Deceit


Never had the moon shone so bright in my entire lifetime. Bigger and brighter it was indeed, down pouring its lusty glow to entice innocent dreamers to swim into their hopes and majestically drown in them. Making them believe the impossible was possible and in the process, relieve them of their unnatural belief of changing the system.

I had long decided that the way of the elders was not necessarily the right way. In the city, I had learned to nurture a conscience of my own. Therefore in a streak of hope to change my life I decided to tell father everything.

"Father" I went out to the garden and whispered to him.

“Yes.”

“I want to tell you something.”

“Yes.”
The silence of the moment seemed infinitely long, but I knew I had to break it.

“I do not want to marry Vinay.”

“What? Why?”

“I wish to continue my studies in the city.”

“You can do that after marriage”, Father was a good man, he understood me more than anyone else I thought, but it wasn't enough sometimes. He was the head of the village panchayat and surely knew the difference between wrong and right.

“I don't love Vinay.”

“What does that mean?”

All my life I had tried to find the meaning of love, and yet I stood empty handed. Knowing not the answer, I replied, “I love Siddarth. I met him in the city.” I knew I shouldn't have said that to a man built on traditions putting forth illogical doctrines for women. “I love you father. Can you please understand me today?”

The damage was done. The entire village looked up to him in desperate times and he always beamed the right way. There was no way he would agree to this. What example would it set for the village? Villagers would never accept my father if he took such a decision. There was no hope.

“I want to meet him”, he said in his low grunt, but did not look at me.

I wish I could see his eyes, he kept them elusive. Nevertheless, what mattered to me were his words.
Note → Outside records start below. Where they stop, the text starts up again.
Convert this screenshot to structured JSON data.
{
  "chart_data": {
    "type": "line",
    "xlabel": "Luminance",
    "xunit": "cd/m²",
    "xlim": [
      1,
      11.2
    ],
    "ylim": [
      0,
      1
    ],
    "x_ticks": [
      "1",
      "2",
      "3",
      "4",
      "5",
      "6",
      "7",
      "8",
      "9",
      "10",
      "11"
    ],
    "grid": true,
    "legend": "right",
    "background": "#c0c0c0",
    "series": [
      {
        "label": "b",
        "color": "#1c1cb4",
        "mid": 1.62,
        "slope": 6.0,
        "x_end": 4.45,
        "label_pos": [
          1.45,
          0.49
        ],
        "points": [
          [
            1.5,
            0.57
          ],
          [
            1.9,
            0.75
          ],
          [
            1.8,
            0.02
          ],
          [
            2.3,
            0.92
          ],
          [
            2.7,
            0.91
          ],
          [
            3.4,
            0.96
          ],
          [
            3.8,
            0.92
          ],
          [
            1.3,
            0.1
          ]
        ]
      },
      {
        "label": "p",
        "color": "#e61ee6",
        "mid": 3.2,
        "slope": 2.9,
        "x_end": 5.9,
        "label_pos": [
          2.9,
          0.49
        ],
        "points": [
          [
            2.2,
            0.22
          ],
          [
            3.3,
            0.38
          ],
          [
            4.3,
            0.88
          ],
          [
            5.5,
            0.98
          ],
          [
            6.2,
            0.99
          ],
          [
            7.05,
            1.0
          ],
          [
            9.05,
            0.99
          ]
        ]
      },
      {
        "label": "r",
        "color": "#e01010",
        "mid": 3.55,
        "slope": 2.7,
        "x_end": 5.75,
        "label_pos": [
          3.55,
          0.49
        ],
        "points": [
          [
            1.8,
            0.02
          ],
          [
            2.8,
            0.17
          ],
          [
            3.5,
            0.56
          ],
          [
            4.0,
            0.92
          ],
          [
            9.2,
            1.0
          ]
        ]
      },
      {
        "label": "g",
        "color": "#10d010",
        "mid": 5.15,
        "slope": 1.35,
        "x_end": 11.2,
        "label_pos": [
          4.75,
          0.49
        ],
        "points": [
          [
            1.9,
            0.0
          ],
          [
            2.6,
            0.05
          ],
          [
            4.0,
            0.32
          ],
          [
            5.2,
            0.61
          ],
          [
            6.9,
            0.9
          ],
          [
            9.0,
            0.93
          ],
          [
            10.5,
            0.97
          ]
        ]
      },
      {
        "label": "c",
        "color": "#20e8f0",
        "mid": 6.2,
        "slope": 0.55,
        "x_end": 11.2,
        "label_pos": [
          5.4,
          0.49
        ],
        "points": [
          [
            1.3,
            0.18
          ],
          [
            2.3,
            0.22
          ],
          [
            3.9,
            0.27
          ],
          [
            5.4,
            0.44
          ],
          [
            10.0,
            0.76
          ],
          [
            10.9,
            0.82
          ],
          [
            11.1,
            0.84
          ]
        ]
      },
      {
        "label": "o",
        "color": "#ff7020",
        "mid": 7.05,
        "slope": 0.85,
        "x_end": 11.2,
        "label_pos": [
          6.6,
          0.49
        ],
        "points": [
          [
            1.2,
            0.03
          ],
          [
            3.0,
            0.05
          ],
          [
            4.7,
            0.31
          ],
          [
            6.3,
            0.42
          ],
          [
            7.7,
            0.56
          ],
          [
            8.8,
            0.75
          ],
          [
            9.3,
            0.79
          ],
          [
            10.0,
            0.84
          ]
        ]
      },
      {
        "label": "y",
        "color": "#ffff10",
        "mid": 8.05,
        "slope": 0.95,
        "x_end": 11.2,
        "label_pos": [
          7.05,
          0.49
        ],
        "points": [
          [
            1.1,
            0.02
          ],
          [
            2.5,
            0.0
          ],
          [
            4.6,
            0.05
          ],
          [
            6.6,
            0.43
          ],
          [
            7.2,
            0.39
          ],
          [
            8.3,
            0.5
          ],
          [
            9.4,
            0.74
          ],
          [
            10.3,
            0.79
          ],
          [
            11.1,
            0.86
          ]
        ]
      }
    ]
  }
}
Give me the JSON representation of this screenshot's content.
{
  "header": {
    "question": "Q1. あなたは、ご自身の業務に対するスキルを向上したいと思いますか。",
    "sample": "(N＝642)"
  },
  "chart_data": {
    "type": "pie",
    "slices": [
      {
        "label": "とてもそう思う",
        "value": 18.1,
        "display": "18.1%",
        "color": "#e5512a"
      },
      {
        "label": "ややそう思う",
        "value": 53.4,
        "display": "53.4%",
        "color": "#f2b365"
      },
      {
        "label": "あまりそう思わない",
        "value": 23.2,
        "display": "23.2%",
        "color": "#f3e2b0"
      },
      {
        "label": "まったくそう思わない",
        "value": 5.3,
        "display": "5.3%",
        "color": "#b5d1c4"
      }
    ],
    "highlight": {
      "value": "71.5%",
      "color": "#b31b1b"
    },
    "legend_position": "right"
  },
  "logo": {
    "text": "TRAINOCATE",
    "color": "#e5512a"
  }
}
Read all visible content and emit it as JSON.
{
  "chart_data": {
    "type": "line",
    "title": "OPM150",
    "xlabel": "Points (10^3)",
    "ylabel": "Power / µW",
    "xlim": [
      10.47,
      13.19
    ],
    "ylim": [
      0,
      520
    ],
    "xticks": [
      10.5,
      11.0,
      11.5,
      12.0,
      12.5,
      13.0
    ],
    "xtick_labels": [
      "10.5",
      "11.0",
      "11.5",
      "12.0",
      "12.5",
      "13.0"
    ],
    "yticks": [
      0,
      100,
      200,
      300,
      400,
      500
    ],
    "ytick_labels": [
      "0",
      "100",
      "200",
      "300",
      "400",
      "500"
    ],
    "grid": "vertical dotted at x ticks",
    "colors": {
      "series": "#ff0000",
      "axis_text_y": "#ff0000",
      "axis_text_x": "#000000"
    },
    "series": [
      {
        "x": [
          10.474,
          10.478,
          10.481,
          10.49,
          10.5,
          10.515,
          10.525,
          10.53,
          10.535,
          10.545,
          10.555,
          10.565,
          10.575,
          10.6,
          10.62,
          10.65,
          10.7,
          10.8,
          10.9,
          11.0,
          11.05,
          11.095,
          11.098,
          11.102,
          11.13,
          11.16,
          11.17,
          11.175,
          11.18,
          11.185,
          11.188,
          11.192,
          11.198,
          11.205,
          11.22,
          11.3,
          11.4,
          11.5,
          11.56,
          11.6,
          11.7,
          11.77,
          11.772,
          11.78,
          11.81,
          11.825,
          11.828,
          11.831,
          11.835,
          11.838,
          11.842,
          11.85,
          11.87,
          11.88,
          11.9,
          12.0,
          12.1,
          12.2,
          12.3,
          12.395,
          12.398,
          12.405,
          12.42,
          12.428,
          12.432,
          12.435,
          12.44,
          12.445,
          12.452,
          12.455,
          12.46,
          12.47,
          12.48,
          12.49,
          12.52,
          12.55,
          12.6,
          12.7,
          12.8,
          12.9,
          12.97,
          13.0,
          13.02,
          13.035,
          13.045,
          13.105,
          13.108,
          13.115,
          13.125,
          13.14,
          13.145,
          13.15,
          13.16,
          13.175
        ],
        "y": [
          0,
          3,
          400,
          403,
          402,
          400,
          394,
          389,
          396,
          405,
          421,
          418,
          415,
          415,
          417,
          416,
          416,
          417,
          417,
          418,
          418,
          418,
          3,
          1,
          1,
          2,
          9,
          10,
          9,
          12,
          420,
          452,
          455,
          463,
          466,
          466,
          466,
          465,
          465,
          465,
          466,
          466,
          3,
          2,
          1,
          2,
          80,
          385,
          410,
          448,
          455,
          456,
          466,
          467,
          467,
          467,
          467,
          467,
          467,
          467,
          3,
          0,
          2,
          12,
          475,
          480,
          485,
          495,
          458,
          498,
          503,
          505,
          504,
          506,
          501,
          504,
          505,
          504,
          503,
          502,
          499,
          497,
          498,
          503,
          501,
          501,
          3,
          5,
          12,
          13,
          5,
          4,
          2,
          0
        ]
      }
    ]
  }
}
And all of a sudden, the meaning of love dawned onto me. I smiled and hugged him with all the love that I could summon. A source of comfort from the least imaginable swell. Magic happens. It happened now! Who had thought, what little moonlight and sheer courage could muster. I could not control my smile. I did not sleep that night.

The next morning police reported a dead young woman hung on the village oak tree. The post mortem report claimed that she was brutally beaten and finally poisoned to death before being hung. Some anonymous local descried how she had begged for mercy and how her cries echoed all across the village like a siren in dead silence. She only cried about wanting to study further in the city.
I woke up in a place I had never seen and only wished that I hadn't sat under the moon that night.


Comments

  1. Excellent Short Story!!
    Still having goosebumps and just can't explain varied emotions I felt, after reading this story. You sure do have an awesome talent to have direct impact on readers heart with words. I can feel myself mourning for this unfortunate girl being victim of a cruel society.